NEWS

Venerdì 20 ottobre 2006 12:02 Incontro continentale di popoli e nazioni indigene di Abya Yala

Se acabó el resistir por resistir, llegó nuestro tiempo!

I popoli indigeni Abya Yala (ribattezzata dagli europei America) si sono ritrovati a La Paz per ricordare i 514 anni di oppressione ed avanzare nel processo di liberazione del continente.

Dal cuore dell’America del sud, nella terra boliviana di Bartolina Sisa e Tupak Katari, il 12 ottobre di questo anno, noi delegati e delegate dei popoli originari, indigeni del Abya Yala, riuniti nell’Incontro Continentale dei Popoli e delle Nazioni Indigene del Abya Yala a La Paz, facciamo sentire la nostra voce.

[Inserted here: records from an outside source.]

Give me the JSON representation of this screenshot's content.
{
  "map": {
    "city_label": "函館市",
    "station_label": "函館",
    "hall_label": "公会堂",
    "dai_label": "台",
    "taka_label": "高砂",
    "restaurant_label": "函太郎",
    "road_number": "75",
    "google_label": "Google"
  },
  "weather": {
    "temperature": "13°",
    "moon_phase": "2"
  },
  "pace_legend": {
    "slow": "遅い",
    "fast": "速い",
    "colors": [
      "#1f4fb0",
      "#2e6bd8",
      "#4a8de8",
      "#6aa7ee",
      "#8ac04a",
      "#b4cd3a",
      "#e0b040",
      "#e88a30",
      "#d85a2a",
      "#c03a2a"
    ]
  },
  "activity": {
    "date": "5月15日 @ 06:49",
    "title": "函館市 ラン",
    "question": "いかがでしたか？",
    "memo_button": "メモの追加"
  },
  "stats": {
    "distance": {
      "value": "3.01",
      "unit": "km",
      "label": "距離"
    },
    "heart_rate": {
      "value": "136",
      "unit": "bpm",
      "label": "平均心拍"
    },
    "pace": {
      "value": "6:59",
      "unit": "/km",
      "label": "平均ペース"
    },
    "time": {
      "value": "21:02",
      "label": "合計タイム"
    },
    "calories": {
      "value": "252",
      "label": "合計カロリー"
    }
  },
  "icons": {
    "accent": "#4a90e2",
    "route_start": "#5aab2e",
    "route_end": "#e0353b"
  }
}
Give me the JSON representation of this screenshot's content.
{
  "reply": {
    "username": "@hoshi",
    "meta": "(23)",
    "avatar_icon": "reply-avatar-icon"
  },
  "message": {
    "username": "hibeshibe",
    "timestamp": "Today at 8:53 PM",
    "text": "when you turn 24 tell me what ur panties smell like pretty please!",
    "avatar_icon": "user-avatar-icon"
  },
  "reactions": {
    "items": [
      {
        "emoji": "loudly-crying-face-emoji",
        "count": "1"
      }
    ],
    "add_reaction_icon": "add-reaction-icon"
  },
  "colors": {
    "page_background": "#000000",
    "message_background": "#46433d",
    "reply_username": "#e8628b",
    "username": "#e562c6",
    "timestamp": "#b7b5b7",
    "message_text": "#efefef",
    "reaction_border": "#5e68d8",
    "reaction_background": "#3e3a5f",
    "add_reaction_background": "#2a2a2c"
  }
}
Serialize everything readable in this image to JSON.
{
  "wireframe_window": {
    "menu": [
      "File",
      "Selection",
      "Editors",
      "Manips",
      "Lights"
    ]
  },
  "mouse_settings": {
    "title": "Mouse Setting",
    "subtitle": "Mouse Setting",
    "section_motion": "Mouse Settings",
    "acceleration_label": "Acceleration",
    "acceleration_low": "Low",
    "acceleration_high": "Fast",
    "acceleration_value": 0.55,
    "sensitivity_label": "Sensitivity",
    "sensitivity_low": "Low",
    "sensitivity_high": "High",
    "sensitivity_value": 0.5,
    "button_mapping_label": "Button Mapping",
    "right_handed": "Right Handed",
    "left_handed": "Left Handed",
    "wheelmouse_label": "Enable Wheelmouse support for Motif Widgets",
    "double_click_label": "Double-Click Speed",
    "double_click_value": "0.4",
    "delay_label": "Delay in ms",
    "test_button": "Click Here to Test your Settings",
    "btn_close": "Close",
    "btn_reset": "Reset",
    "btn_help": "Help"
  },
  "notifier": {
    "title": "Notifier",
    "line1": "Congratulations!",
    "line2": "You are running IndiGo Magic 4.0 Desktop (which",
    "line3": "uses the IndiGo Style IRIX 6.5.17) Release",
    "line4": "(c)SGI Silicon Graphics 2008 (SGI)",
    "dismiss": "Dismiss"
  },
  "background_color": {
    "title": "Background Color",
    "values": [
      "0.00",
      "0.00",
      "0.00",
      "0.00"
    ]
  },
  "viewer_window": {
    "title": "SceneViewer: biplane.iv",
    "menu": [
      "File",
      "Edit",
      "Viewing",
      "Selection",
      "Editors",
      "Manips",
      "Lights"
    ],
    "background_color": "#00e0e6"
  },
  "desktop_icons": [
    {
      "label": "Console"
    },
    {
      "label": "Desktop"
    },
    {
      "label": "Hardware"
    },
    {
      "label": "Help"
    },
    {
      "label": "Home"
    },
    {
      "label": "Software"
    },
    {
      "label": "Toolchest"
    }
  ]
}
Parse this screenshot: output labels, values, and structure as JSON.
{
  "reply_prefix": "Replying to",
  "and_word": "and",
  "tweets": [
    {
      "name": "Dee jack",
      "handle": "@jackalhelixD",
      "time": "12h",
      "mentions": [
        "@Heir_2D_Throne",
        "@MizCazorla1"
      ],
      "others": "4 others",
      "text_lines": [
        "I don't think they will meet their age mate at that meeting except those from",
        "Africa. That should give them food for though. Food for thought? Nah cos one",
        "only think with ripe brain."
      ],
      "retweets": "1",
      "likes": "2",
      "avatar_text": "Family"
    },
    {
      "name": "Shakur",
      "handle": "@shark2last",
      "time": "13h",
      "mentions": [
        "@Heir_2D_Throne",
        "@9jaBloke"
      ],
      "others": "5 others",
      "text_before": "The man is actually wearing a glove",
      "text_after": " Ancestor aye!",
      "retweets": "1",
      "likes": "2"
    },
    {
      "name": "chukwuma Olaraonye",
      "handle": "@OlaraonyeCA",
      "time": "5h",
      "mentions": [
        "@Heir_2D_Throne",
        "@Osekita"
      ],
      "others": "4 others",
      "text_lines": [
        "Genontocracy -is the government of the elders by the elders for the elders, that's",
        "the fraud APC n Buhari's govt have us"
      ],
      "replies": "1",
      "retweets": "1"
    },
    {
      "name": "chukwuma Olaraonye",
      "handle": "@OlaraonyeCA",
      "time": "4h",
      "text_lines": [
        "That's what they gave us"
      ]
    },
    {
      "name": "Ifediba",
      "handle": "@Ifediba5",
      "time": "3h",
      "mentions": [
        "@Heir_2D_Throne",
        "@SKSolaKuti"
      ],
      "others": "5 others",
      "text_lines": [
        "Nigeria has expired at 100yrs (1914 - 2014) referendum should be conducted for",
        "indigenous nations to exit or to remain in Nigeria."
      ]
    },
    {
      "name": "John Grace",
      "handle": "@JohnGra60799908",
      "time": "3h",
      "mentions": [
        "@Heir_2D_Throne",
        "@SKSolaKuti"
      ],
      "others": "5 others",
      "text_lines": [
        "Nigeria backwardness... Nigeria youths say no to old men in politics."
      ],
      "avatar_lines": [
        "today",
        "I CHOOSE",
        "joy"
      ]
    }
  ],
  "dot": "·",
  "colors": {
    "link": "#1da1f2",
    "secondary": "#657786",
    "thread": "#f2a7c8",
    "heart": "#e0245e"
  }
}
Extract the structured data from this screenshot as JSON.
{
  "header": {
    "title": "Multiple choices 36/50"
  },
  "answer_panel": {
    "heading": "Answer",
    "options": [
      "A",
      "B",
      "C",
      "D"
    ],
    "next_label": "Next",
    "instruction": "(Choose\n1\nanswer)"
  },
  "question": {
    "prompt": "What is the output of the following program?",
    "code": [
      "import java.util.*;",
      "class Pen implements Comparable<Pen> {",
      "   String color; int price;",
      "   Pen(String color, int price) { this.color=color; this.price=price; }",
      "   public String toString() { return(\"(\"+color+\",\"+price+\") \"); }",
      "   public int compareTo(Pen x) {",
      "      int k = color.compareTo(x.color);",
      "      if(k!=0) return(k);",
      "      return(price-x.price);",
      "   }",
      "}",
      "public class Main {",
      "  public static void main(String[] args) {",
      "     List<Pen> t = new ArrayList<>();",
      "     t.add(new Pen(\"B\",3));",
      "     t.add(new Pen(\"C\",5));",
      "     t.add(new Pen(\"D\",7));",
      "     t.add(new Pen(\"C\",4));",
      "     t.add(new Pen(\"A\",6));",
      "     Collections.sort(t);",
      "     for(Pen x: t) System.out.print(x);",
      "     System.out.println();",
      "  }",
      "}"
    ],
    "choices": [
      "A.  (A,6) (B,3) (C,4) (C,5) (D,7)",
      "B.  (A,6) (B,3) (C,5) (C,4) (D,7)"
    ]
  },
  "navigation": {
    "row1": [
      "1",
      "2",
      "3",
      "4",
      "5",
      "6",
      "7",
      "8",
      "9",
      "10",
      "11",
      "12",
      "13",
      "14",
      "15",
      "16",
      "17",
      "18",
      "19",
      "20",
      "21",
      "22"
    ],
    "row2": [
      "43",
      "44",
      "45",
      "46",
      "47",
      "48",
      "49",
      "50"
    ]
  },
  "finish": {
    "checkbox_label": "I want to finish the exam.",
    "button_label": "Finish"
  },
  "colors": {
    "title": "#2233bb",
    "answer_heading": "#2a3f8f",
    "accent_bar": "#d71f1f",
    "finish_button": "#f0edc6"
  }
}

Nel nuovo scenario che si prospetta per il Pachakuti, in questi tempi di culminazione del Quinto Sole, arriverà presto il giorno in cui finirà la paura, l’odio e il materialismo nei quali viviamo e che ci fanno soffrire. In questo giorno l’umanità come specie che minaccia di distruggere il pianeta si evolverà fino all’integrazione armonica con tutto l’universo, capendo che tutto è vivo e cosciente, che siamo parte di questo tutto e che risorgeremo in una nuova era di luce.

Dopo 514 anni di oppressione e dominazione, noi siamo ancora qui, non sono riusciti ad eliminarci. Abbiamo resistito alle politiche di invasione, distruzione e saccheggio, chiamate oggi "neoliberismo", che ci impongono l’estrazione delle nostre risorse naturali a beneficio delle imprese multinazionali, causando impatti sociali, economici e culturali devastanti per lo stile di vita dei nostri popoli originari, ma anche per tutta l’umanità e per madre natura.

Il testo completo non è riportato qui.